14 outubro 2011

Profundidade e Pseudoprofundidade

Profundidade é a distância que existe entre a superfície e o fundo. Figuradamente, caráter do que não é superficial, o que se vai ao fundo, à essência. Pode ser, também, algo difícil de se entender; complexidade. Em filosofia, é sobretudo uma metáfora para indicar a quantidade de pensamento que um discurso pode conter ou suscitar. Pode-se dizer que aprofundar algo é ir além das aparências.

Toda filosofia exige um certo grau de profundidade. Para irmos além do lugar comum e dos preconceitos que estão engendrados na sociedade, precisamos cavar um pouco mais. Observe as redes sociais: na sua maioria, os 800 milhões de usuários do Facebook tratam mais de questões corriqueiras do que qualquer outro assunto.

Onde entra a pseudoprofundidade? Principalmente, nas declarações que fazemos parecer profunda, mas não são.

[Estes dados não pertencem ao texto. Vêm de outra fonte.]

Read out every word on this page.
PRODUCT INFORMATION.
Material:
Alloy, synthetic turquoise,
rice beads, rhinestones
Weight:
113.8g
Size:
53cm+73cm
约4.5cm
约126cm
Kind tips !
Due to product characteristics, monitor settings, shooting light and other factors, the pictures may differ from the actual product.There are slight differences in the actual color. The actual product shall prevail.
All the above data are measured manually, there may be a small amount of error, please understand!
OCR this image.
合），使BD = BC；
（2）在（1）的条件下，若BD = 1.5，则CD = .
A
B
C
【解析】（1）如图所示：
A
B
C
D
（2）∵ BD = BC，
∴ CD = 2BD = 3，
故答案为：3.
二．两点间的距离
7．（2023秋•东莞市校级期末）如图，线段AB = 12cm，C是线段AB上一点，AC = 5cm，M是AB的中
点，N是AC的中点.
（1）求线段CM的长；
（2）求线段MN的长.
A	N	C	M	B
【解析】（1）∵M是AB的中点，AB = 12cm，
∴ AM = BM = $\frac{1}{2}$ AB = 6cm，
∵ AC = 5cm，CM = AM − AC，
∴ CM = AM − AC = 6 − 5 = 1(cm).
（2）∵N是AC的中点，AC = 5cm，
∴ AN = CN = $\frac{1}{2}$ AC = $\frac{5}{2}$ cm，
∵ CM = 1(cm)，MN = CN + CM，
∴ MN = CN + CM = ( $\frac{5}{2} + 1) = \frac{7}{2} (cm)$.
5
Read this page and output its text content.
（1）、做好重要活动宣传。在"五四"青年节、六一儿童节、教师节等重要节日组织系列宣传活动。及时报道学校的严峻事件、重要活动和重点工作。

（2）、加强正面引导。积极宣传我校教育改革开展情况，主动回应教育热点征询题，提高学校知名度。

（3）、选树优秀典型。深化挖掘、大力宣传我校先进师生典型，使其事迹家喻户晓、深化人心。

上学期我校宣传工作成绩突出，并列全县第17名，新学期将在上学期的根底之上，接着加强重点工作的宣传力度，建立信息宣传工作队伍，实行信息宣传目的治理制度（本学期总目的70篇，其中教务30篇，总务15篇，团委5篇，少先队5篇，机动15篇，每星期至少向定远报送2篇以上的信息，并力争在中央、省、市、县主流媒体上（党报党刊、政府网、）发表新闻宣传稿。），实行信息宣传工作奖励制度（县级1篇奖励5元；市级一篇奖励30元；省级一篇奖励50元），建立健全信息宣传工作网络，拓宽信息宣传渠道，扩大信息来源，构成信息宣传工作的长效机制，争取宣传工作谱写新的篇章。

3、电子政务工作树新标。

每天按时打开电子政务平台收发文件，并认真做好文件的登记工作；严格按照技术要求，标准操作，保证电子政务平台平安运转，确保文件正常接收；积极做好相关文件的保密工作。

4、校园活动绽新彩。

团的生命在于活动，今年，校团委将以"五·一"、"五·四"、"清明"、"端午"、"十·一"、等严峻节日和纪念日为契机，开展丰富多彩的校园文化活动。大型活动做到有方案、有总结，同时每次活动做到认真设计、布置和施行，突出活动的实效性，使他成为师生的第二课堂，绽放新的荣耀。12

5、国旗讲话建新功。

Onde podemos encontrar esses discursos enganosos?

1) Nas pessoas que falam por paradoxos. 
Exemplos:
  • Conhecimento é só mais um tipo de ignorância.
  • Mexer-se deixa você parado no mesmo lugar.
  • O caminho da virtude deve passar primeiro pelo vício.
2) Nas pessoas que tentam imprimir metáforas
Exemplos:
  • Ao nascer, somos todos crianças;
  • Todos somos iguais perante Deus.
3) Nas pessoas que fazem perguntas retóricas, deixando-as no ar.
Exemplos:
  • Os seres humanos serão um dia realmente felizes?
  • Podemos chegar a conhecer a nós mesmos?
Fonte: WARBURTON, Nigel. Pensamento Crítico de A a Z: Uma Introdução Filosófica. Tradução de Eduardo Francisco Alves. Rio de Janeiro: José Olympio, 2011.